Eating disorder survivors are some of our best advocates and may be our best hope for long-term recovery. Kristina Safran— who as a teenager founded Project HEAL, a nonprofit that helps people find treatment and helps pay for it — went on to create Equip Health, an online treatment for eating disorders who takes out insurance and offers patients a care team: therapist, dietician, doctor, peer mentor and family mentor. Having been in and out of treatment herself, one of her top priorities is maintaining recovery and mentors are the “secret sauce” as she told me, having someone in your corner who is passed by there.

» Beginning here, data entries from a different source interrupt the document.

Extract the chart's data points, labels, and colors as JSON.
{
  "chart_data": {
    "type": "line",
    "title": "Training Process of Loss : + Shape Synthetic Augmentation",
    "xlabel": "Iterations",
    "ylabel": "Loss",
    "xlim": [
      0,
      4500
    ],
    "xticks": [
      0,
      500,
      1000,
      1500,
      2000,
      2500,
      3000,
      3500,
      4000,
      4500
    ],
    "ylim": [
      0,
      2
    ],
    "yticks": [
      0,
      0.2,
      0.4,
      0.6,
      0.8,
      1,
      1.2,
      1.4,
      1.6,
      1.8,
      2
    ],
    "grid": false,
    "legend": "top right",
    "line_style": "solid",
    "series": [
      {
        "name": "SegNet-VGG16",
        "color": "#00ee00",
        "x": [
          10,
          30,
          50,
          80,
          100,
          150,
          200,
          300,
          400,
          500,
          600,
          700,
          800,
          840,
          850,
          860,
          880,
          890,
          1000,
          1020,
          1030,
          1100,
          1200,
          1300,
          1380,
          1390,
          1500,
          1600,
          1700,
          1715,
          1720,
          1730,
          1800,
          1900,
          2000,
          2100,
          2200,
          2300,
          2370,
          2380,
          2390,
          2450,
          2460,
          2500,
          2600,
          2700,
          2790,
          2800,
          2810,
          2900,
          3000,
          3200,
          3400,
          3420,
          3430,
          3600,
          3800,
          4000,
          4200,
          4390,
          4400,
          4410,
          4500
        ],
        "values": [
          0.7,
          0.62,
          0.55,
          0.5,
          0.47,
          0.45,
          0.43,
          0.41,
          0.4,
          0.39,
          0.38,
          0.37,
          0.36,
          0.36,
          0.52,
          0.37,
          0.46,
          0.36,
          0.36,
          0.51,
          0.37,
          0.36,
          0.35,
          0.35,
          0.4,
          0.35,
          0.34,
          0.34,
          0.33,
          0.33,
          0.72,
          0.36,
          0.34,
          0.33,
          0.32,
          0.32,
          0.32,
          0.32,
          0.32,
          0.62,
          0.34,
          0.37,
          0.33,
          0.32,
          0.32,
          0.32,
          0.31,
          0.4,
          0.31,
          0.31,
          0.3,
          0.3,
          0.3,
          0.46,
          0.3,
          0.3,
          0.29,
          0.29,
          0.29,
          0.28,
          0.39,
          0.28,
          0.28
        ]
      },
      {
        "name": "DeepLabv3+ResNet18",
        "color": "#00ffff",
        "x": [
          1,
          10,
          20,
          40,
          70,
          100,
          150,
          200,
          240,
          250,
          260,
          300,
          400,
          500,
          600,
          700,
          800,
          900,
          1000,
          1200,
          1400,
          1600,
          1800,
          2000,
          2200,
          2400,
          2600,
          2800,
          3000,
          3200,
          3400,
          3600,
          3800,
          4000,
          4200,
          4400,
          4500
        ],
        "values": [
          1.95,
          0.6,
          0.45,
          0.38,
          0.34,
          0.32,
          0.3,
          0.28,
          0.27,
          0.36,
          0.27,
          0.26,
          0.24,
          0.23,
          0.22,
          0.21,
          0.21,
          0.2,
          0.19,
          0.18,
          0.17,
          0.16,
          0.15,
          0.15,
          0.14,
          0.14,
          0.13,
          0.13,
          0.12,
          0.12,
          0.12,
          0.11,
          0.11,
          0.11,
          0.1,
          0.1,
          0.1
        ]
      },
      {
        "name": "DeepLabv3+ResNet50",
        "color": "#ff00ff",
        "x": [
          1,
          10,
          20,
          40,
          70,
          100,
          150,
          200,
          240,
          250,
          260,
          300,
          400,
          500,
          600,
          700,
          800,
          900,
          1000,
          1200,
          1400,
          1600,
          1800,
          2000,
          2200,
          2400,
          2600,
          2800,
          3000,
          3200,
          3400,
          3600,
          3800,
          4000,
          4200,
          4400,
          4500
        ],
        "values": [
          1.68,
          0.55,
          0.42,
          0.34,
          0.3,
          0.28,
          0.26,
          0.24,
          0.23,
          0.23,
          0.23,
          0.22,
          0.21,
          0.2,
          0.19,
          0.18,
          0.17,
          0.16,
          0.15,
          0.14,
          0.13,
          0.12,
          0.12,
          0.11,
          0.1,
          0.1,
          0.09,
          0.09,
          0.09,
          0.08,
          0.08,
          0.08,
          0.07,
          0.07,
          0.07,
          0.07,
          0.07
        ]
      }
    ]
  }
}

Gloria Lucas, an educator transparent about her own history of relapse, founded Nalgona Positivity Pride, where she focuses on raising awareness of eating disorders in the BIPOC community, offers support groups and harm reduction information for people who may not be ready or even interested in abstaining. behaviors related to eating disorders, but who want to improve their quality of life. This level of nuance is imperative to reaching a segment of the population that is so often overlooked when it comes to care for eating disorders.

Many of the final pieces of my recovery came together while I was writing my book. As I educated myself and experimented with new coping tools, I noticed that my own obsessions about what I ate or how much I exercised began to subside. I learned new skills to manage my anxiety which for me is directly related to my eating disorder. I gained a better appreciation of how pernicious and deeply rooted our weight-obsessed culture is. Now I know that when I have a negative thought about my body image, it’s not my inner voice. It’s an external who wants me to hate myself enough to buy something.

I wasn’t sure that recovery from an eating disorder was possible because my own experience was initially very disappointing. Now I have changed position. It looks different for different people. By talking to hundreds of women, I have become part of a dissatisfied but hopeful community of people who want to get better, demand better treatment and believe it is possible.